It all began when Robbie Allen, one of my best friends in sixth grade and red on the head like the dick on a dog (or so he said. He was curious that way.) got the hots for Alicia (I think that was her name), a well-developed seventh grader. The seventh grade guys were already rather pissed at him and the rest of us snot-nosed sixth graders because we were going to be the first seventh graders at Independence Junior High School. In the past, the junior high school has only had eighth and ninth graders, but now it wanted us too.

So, not only had this bug crawled up their cracks, but now Robbie and Alicia were making eyes at one another. Have I mentioned that Alicia was well-developed? Okay, that's a bit of an understatement. She had taters designed for a woman twice her age but firm as only a seventh grader's could be. I personally think she only pretended interest in Robbie to make all the seventh grade guys jealous. If that was her plan, it worked.

Some of the bigger, stupider seventh grade guys began bugging Robbie in the halls, causing myself and our other friends to have to intervene on his side. It got to the point where, for the last day of school, we scheduled a big old rumble to be held out in front of the elementary school -- two sixth graders for every seventh grader.
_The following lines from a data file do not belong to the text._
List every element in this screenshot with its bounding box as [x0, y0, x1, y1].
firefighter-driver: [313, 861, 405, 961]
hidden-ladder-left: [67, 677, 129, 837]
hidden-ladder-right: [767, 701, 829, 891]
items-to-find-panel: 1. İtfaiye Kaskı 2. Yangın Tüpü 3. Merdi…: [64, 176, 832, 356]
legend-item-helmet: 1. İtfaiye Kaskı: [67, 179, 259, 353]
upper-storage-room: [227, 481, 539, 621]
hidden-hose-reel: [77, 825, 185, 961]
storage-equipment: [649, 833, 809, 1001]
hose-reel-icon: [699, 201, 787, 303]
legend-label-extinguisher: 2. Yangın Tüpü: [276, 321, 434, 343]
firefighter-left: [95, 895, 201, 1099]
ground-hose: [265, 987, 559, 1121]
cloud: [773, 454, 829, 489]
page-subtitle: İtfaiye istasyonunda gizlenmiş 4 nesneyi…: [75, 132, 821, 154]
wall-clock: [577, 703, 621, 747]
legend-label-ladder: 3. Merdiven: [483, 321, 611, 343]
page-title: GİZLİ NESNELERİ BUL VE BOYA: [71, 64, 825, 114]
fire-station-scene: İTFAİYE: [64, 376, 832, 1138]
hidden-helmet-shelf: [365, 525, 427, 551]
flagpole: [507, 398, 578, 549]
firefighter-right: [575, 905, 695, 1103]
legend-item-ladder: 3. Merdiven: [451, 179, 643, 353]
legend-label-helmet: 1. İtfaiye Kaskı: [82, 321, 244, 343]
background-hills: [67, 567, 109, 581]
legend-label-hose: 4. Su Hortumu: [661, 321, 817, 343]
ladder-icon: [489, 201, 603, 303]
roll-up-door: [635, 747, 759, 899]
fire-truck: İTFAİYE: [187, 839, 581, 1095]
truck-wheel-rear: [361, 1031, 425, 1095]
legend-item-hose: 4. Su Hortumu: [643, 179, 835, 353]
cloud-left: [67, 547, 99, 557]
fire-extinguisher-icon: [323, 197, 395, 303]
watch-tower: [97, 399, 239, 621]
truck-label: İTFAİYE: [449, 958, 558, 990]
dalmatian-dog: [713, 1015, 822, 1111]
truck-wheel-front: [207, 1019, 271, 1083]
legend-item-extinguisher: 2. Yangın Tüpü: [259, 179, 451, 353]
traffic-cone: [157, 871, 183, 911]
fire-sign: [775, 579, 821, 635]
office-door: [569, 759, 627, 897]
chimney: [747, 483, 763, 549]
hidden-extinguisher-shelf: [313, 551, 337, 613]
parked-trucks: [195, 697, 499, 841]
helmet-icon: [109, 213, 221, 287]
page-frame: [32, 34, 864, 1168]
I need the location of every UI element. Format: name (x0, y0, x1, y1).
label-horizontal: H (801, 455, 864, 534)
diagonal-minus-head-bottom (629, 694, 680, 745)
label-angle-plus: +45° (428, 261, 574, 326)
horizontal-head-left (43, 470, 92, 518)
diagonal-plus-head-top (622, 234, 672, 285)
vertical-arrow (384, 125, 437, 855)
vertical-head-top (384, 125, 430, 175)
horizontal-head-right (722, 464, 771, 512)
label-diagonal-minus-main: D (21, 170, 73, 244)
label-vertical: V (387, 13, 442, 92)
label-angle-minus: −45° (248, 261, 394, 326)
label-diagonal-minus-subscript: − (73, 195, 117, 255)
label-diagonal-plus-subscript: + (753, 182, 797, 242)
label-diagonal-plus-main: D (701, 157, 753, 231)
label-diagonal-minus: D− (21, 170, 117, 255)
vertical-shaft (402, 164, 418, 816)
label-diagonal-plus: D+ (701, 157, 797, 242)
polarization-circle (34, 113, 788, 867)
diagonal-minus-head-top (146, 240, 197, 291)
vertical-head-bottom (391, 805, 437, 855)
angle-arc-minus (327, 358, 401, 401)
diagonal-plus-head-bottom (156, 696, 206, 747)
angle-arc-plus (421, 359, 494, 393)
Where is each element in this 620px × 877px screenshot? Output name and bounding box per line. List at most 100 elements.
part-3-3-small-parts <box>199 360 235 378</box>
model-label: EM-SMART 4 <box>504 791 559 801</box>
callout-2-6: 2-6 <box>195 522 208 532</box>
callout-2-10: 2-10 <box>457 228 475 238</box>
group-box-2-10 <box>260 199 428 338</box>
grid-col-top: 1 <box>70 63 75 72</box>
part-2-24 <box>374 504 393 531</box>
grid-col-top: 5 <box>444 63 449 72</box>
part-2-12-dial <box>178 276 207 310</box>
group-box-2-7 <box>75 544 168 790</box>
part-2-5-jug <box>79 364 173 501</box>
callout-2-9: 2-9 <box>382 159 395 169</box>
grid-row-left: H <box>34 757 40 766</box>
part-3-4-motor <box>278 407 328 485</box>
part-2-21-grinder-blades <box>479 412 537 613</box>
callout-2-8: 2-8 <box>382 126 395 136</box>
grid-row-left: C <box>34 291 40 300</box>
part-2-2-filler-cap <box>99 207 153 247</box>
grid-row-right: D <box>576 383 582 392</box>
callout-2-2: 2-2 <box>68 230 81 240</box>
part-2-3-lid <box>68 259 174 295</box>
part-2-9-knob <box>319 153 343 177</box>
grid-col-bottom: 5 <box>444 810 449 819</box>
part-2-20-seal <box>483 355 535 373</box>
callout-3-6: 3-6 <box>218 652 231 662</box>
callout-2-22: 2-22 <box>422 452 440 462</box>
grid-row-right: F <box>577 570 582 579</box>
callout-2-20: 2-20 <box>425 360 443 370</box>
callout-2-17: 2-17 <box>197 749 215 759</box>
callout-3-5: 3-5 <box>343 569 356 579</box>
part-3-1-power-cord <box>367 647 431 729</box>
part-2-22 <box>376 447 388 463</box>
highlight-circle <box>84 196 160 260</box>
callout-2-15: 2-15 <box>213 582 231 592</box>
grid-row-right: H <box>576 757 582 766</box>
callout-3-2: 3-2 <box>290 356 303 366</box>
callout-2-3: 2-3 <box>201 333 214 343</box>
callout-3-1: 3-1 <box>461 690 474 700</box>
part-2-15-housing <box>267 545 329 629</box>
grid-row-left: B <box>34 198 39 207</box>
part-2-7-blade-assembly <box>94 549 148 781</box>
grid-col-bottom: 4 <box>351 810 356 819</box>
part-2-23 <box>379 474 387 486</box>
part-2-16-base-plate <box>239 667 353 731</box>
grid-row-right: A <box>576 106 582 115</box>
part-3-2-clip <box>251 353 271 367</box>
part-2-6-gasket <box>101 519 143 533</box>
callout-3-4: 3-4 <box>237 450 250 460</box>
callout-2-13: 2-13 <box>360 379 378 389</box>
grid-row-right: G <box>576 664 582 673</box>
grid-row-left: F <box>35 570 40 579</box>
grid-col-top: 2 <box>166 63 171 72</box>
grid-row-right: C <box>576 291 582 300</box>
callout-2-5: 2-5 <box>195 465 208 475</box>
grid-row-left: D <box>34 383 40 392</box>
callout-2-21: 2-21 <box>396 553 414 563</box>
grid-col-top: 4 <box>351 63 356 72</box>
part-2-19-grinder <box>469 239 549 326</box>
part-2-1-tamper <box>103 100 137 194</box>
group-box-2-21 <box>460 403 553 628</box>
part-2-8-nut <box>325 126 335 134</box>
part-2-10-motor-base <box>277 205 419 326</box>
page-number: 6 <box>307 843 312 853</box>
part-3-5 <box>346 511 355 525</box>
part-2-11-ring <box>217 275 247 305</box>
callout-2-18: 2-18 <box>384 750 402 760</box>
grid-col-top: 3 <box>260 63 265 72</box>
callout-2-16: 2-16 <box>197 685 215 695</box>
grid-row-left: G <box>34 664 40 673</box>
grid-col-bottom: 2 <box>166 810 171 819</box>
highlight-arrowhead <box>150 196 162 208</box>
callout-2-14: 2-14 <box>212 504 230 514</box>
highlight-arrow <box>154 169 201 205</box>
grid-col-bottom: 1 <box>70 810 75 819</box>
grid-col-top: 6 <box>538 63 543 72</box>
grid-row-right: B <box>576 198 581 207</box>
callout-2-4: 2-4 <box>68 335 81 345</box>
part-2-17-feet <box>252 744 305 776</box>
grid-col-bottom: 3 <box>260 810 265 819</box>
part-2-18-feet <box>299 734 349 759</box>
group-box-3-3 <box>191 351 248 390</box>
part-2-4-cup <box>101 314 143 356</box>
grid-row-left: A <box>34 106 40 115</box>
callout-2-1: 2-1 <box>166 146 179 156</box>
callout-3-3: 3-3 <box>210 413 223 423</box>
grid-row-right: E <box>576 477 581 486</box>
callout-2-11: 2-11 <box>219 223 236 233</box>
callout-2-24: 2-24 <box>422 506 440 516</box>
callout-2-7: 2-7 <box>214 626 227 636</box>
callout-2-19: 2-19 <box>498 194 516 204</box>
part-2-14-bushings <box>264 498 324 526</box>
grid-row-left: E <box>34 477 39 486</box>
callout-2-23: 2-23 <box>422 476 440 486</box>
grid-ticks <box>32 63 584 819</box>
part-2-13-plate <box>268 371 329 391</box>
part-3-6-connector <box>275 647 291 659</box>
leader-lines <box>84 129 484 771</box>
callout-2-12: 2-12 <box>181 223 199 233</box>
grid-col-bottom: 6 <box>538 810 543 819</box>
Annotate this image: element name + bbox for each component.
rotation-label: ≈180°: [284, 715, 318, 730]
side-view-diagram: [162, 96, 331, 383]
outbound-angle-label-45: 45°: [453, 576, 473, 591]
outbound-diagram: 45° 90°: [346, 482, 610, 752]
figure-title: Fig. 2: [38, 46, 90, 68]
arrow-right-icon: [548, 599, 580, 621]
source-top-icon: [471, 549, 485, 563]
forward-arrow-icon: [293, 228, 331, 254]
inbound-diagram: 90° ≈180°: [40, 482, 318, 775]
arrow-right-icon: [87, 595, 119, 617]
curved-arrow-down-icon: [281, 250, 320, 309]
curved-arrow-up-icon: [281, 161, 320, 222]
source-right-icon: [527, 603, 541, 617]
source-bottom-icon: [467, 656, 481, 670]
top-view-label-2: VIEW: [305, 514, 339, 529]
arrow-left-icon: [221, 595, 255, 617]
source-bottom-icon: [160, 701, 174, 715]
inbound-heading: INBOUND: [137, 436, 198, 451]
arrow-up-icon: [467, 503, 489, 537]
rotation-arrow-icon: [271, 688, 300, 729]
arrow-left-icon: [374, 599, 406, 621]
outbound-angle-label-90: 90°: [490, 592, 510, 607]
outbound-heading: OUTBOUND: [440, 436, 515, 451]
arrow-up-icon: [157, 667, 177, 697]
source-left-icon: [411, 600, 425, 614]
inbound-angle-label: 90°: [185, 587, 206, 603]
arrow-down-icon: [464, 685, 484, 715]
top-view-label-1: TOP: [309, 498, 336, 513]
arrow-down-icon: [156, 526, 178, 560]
On the appointed day, a bunch of my friends and I showed up, lugging our Louisville sluggers and bicycle chains. We honestly has some really tough sixth graders -- the type who had been left back so many times, they still used straight-edge razors. I still remember the seventh graders, all lined up on their Huffies like something out of a really low-budget biker flick. But no Robbie. So we all said the Hell with it and played softball.